The thing is, all the traits the make him a terrible Avenger: lame powers, a giant ego, flawed heroism, and self-sacrifice, are the traits that would make him a great PC. He would be so much fun to play, as a character. He knows a lot, but he thinks he knows even more than he does. He wants to do the right thing, but messes it up half the time, because he is too confident in his own abilities and doesn’t play well with others. That’s a lot of meat to work with, as a PC in the right group. His entire arc was about redemption, trying to become a better person and not being quite good enough to manage it. That’s a very human story, I think. Most of us can relate to being seduced by an alien villain and then becoming lost in the time-stream, right?
I considered “acolyte” for the background, to represent the time studying in the mountains and his interest in the occult, but the flavor wasn’t quite right. Maybe I need to write an “occultist” background. For now, the sage works just fine: it gives him an extra skill to choose from (so that his skills are the same no matter which build he uses), gives him extra languages.
For the Mentalist, it was tough to choose between Man of Bronze and Mystic. The Phantom doesn’t work at all: Dr. Druid is definitely not “immune to being charmed.” In fact, it’s his greatest weakness. The Man of Bronze would have been fun, and some of the abilities fit, but Druid is never depicted as the “peak of physical perfection,” the way Doc Savage always is. Still, trained by monks hiding in the mountains? The Mystic it is. The Mystic is a re-skin of the Great Old One Warlock, without all the Lovecraft, and I think that works well. Telepathy is the core of Druid’s powers, and if we add telekinesis through spells and tricks, we round out the character. The Ritual Caster feat allows him to keep picking up Cleric spells as rituals, which feels in-character for him.

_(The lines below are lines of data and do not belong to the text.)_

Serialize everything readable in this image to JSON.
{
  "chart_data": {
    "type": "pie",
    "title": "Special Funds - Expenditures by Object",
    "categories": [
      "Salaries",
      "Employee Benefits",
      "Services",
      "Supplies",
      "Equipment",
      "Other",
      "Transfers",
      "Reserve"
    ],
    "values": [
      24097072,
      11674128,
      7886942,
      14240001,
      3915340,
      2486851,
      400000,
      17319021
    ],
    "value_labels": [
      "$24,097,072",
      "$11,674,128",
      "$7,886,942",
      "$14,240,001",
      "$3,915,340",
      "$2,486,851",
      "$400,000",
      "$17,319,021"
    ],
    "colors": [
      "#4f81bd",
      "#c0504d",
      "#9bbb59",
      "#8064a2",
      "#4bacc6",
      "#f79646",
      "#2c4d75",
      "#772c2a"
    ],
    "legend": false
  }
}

The Magic Initiate feat, at 4th, has the same effect, representing his attempts to seek different kinds of knowledge.
The Awakened Mind boon is basically the Keen Mind feat, without the ability boost, because the feat is almost pure flavor, and isn’t really worth a feat. It’s much more fun to give it out as a reward, I think. Both builds take the War Caster feat at 12, to represent Druid’s inner calm and ability to find his center in even the most stressful situations, thanks to his mystical training.
The Wizard/ Cleric multiclass version is a little broader, but a little less powerful, because of the spreading-out of the ability scores. Druid is supposed to be good at everything, and I thought it would be fun to represent this with the broadly average ability score and the human “bump all stats by one” (with one alteration, trading a couple of points around so his Intelligence is a little higher). That seemed like an interesting choice, and not one that gets made a lot. This way, he’s better than most human at everything, but doesn’t stand out in any one area (and his abilities are primed to multi-class).

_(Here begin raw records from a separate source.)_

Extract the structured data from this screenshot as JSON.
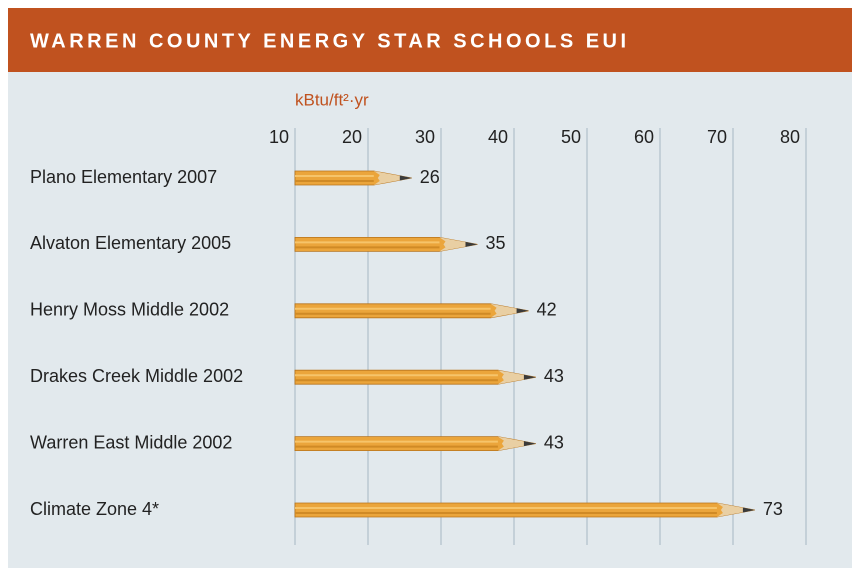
{
  "chart_data": {
    "type": "bar",
    "orientation": "horizontal",
    "title": "WARREN COUNTY ENERGY STAR SCHOOLS EUI",
    "x_label": "kBtu/ft²·yr",
    "categories": [
      "Plano Elementary 2007",
      "Alvaton Elementary 2005",
      "Henry Moss Middle 2002",
      "Drakes Creek Middle 2002",
      "Warren East Middle 2002",
      "Climate Zone 4*"
    ],
    "values": [
      26,
      35,
      42,
      43,
      43,
      73
    ],
    "color": "#eba53b",
    "xlim": [
      10,
      80
    ],
    "xticks": [
      10,
      20,
      30,
      40,
      50,
      60,
      70,
      80
    ],
    "grid": true
  }
}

I honestly can’t decide which of them I like better. The Knowledge Domain Cleric gives him more access to skills, which fits his powers, and the Illusion School does the same, but the Mentalist fits the story of the character well, as a pulp hero.

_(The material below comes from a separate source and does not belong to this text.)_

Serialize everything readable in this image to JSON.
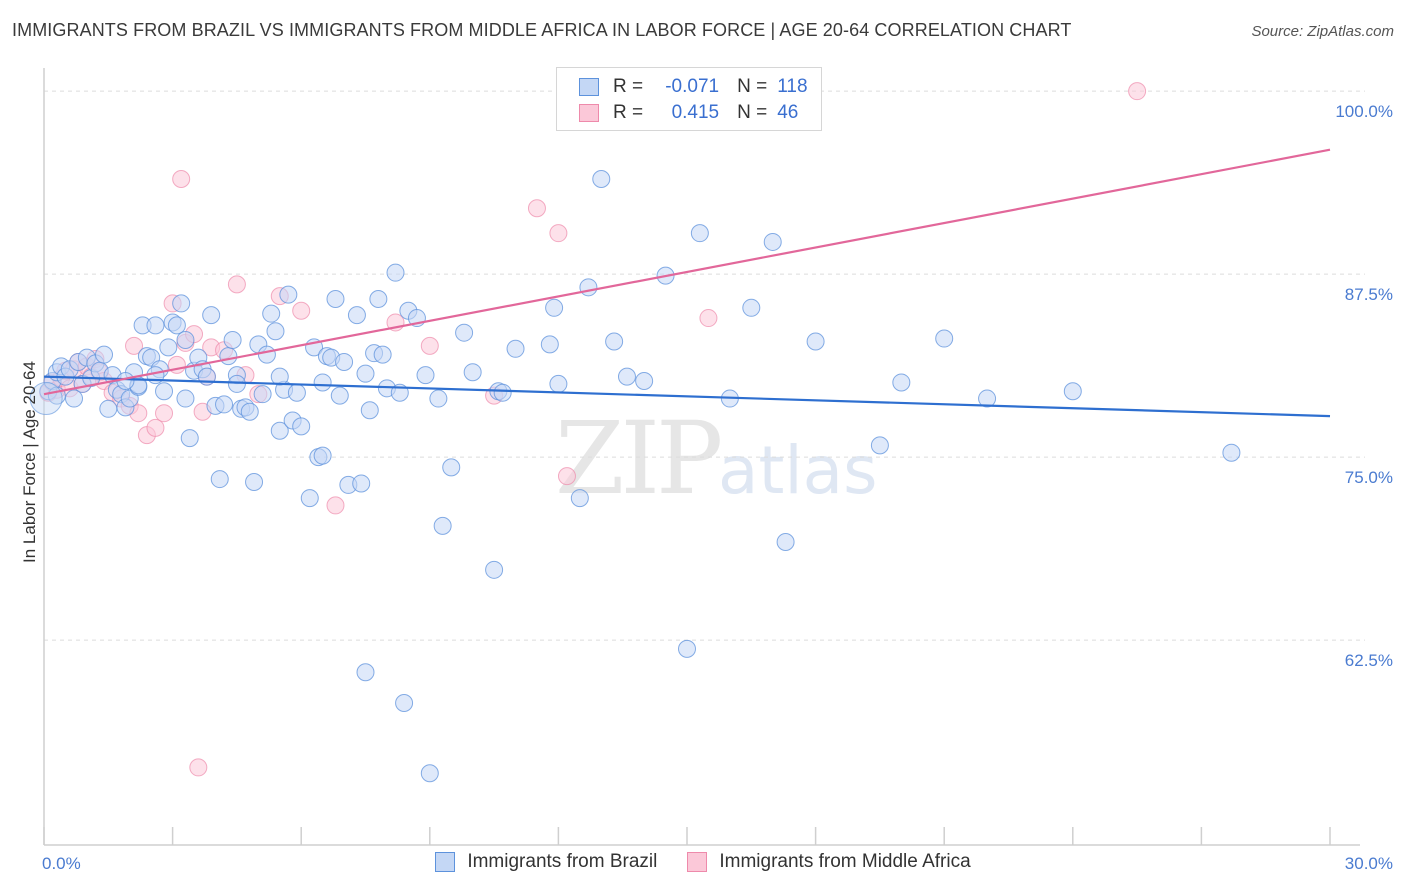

His magical items should never be offensive, but should be all about knowledge, finding hidden things, and taking advantage of his knowledge. Even more fun would be to have a lot of minor magical items all the time, potions, bags of tricks, feather tokens, and so on, so that he always has something to pull out of his bag.
That’s Dr. Druid!
What do you think? Is Druid as great a PC as he is terrible a hero? Which build looks like more fun to play? Does Hercules capture the majesty of myth without breaking the rules (much)? These aren’t the “larger than life” heroes from the movie, I don’t think, but they are exactly the right size for a party of PCs.